9.27.2010

Harry Reid's pipeline

This entry is part of my journal from Semester in the West. For all SITW journal entries, click here. For all SITW posts, including blog posts I wrote while on the program, click here. To learn more about the program, click here.



camp: Jackpot, Nevada

context: We spent the day before in Baker, Nevada, a tiny town with one intersection, no grocery store and no stoplight. Baker is home to groundwater that is desperately wanted by Las Vegas to feed their growing city, so a pipeline has been proposed. Senator Harry Reid is very in favor of the pipeline, given that he needs urban votes to get re-elected.

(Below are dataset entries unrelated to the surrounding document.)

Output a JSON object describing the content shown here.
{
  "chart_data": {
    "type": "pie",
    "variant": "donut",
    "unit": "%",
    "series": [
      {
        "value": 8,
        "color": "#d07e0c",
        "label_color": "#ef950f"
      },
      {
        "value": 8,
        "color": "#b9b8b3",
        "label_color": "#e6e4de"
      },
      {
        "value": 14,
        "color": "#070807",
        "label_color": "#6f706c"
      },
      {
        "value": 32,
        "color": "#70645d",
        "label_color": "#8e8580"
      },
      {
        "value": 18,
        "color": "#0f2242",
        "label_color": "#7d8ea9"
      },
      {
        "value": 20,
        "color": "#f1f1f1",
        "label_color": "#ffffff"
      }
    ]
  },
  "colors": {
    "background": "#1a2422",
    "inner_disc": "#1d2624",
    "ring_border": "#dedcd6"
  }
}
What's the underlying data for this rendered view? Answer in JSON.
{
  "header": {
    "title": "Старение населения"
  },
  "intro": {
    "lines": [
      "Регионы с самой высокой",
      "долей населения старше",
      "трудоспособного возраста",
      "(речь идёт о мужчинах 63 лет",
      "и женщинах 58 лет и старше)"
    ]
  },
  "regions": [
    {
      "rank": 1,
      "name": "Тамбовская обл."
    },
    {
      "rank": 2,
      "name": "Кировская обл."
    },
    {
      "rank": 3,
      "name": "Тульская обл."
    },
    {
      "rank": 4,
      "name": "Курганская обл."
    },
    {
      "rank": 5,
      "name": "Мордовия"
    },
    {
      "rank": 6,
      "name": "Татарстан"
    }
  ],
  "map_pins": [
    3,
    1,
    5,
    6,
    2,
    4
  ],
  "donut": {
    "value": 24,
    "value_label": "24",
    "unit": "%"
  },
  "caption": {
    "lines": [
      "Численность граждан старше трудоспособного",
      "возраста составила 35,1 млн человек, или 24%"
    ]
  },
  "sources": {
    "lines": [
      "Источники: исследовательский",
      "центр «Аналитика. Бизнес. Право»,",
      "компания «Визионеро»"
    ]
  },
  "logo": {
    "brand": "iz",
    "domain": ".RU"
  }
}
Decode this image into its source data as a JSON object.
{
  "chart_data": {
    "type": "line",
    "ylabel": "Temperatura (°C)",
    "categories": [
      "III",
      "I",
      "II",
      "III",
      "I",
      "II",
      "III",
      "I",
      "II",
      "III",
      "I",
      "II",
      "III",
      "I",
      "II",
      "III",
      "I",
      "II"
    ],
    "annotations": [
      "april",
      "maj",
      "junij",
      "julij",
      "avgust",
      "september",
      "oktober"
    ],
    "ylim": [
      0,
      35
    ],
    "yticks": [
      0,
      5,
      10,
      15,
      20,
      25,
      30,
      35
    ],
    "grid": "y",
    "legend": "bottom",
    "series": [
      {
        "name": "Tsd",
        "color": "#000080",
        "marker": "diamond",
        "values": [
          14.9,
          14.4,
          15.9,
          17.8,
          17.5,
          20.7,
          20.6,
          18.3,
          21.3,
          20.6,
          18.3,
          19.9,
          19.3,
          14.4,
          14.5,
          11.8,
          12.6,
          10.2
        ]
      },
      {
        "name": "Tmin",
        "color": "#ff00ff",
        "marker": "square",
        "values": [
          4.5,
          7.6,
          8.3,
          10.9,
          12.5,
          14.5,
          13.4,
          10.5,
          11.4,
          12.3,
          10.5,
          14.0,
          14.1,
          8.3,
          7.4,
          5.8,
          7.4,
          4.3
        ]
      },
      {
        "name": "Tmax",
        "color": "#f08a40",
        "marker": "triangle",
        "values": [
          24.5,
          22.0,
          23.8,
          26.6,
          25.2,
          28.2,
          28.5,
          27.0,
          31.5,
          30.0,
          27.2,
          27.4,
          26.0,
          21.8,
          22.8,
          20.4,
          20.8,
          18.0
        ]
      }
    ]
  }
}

There is so much political intrigue here. I wish Nevada had a better Democrat than Harry Reid, someone who didn’t have an interest in gold mining, someone who cared about the land. He’s a politician to the core, and I suppose he’d have to be to be Senate Majority Leader, but I can’t help but think that his principles are largely based on majority rule in his electorate, not actual principles. That makes him so political, and I suppose it’s not a bad thing necessarily. He stalls Yucca Mountain more out of NIMBY than any true environmentalism, because if he cared about the earth or public lands much, he’d stop gold mining and the Las Vegas pipeline. Utilitarianism would dictate that the line be built, I think—how many people live in the area in question? But utilitarianism of that sort ignores non-humans and the fact that cities in deserts aren’t sustainable. I’ve heard it argued that even cities aren’t sustainable, though I’m not entirely convinced. But Ed Abbey had it down. There’s no shortage of water in the desert unless you try to build a city where no city should be.